Voting booths will close at 9am NZT, an hour before the New Zealand sharemarket opens for business.
Expectations are that the European Central Bank will be forced to admit that its radical pump-priming policies have failed to produce the desired results, forcing it to revise down its inflation expectations.
The central bank last year cut interest rates to zero and injected billions of euros into its member countries' economies, all to little avail.
In the US, Comey's appearance before the committee is expected to throw some light on President Donald Trump's involvement in the bureau's investigation into Russia's alleged involvement in last year's US presidential election.
In the Middle East, the small, rich and strategically important country of Qatar has been diplomatically isolated by its neighbours, including Saudi Arabia, and Iran is reeling from a terrorist attack in the capital, Tehran.
Oil prices slid nearly 5 per cent on Wednesday after the US government reported an unexpected increase in crude inventories, fanning fears of a worldwide oil glut.
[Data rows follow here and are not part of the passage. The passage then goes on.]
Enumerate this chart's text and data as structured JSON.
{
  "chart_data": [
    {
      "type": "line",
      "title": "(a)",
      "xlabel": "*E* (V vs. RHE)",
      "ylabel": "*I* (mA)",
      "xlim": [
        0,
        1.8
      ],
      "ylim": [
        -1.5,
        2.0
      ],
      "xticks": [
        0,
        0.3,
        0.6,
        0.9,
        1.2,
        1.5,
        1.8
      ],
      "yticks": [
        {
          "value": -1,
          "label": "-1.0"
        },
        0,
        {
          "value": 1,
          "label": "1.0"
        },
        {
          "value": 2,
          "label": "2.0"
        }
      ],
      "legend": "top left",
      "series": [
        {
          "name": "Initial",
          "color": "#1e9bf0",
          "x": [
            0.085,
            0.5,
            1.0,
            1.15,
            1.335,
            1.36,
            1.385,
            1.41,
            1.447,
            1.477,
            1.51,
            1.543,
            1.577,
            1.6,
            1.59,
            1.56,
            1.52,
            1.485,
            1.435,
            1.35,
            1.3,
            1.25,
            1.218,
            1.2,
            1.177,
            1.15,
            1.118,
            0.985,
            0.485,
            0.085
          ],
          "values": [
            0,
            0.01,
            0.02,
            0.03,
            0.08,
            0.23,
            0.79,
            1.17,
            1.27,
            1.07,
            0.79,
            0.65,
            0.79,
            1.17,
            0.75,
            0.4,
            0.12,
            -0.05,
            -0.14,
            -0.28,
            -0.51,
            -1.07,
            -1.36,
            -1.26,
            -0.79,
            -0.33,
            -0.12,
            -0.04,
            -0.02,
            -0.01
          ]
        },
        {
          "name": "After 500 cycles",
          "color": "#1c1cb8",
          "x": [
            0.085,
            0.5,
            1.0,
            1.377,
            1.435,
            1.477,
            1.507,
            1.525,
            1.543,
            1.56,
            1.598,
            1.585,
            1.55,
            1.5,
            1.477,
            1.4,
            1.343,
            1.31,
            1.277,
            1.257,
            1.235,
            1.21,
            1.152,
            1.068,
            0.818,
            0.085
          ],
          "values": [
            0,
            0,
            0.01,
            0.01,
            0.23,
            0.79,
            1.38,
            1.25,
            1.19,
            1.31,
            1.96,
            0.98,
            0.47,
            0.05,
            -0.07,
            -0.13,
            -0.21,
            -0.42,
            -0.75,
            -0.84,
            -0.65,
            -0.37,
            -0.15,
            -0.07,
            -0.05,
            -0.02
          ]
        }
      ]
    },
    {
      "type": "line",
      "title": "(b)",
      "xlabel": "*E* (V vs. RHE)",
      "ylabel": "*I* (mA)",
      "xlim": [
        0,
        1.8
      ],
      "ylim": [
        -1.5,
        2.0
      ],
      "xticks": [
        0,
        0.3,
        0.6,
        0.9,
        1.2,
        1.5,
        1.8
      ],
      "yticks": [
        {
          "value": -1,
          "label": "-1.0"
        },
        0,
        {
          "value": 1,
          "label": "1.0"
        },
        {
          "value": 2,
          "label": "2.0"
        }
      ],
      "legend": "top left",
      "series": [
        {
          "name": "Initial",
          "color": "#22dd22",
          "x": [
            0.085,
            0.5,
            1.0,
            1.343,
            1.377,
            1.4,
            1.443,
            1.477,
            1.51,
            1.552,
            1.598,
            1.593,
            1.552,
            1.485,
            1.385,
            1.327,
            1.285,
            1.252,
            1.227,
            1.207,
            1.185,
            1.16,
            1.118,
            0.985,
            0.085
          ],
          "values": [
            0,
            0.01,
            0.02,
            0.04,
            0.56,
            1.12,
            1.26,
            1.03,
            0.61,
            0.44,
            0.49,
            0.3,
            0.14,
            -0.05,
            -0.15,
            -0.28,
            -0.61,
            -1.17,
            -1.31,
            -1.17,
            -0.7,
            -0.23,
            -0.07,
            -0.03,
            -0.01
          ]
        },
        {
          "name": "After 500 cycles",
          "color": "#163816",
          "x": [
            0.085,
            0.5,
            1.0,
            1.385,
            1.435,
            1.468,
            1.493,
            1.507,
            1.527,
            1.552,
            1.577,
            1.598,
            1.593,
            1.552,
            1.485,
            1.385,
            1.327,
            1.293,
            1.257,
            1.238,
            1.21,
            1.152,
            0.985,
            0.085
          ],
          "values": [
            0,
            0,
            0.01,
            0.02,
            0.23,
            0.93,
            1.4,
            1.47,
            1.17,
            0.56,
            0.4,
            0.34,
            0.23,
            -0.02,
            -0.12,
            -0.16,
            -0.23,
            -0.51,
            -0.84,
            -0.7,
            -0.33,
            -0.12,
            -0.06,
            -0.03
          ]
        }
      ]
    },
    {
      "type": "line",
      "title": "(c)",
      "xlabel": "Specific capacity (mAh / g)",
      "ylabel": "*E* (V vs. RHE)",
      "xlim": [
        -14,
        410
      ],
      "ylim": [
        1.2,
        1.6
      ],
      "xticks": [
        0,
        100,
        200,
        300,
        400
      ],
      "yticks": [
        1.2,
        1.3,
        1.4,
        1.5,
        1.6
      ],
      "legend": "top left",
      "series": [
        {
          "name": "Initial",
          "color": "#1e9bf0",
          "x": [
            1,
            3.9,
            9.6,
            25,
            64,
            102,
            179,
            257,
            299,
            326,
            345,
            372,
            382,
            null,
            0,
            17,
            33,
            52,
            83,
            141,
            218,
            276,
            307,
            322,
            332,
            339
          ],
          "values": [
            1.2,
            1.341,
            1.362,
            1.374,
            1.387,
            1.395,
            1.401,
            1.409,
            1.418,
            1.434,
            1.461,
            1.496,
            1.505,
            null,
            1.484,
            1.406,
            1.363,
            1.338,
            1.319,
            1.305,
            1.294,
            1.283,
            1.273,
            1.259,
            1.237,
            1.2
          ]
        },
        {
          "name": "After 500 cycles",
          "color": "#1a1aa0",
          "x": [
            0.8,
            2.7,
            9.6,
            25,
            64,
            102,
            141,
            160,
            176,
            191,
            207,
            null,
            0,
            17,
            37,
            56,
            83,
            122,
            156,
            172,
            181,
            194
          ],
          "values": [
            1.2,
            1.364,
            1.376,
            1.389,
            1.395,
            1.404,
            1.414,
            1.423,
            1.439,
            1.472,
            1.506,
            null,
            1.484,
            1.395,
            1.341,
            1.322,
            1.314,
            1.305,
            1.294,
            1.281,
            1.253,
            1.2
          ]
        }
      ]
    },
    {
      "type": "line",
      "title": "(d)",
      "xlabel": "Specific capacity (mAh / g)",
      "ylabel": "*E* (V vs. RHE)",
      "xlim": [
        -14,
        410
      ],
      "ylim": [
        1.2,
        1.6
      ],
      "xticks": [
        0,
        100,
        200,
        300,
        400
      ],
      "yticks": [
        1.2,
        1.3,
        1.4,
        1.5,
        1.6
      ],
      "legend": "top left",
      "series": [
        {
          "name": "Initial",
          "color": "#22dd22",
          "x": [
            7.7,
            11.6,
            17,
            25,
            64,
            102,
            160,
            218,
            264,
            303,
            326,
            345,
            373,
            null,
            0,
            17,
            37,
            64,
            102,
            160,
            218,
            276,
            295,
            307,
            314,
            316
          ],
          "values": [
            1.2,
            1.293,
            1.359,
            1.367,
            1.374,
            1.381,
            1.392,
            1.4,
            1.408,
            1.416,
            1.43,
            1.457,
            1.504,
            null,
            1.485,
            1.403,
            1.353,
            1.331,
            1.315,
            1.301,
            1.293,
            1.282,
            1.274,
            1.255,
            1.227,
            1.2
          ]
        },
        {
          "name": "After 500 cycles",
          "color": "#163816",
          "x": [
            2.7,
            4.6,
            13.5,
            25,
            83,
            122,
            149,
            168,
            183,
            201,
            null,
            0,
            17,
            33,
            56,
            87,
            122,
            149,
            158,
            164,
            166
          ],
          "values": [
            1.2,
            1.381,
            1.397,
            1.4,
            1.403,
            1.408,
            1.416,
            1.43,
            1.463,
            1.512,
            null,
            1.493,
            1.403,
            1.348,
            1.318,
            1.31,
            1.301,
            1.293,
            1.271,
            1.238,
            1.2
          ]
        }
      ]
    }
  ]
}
US light crude traded at US$45.72 a barrel.
Mark Lister, head of private wealth research at Craigs Investment Partners, said higher gold prices were reflecting nervousness about fully-priced world sharemarkets and the heightened risks around those markets.
"Sharemarkets are still not far off record highs, which just adds another element as well, because it potentially puts them in a slightly more precarious position if something negative comes out of left field," Lister said.
Despite the uncertainty, America's VIX - a widely followed index which is designed to show the market's expectation of 30-day volatility - has remained quite low.
ANZ Bank chief economist Cameron Bagrie said geopolitical uncertainty had not so far directly translated to market volatility.
But Bagrie said world growth could slow in the second half of this year and the first half of 2018, if heightened political uncertainty persisted.
"I'm surprised that the markets are telling us that it's a low-volatility world, whereas everything I'm seeing tells me that it's a high-volatility world," Bagrie said.
"There are no shortage of fuses to light the bomb, and you only need a small fuse to light a big bomb."
Castle Point fund manager Stephen Bennie said markets looked to be out of step with heightened risk.
"It's strange that the VIX is so low, but everyone agrees that the risks are really high," Bennie said. "It's a paradox that you have to get your head around - one of low volatility and high risk."
Craig Investment's Lister said New Zealand was unlikely to feel the fallout from the election result and the other elements of "super Thursday".
"The good news for us is that we are tracking along quite nicely," he said.
"We have our issues - the housing market, high debt levels, and our reliance on China - but the business sector is going pretty well and the economy is chugging along nicely."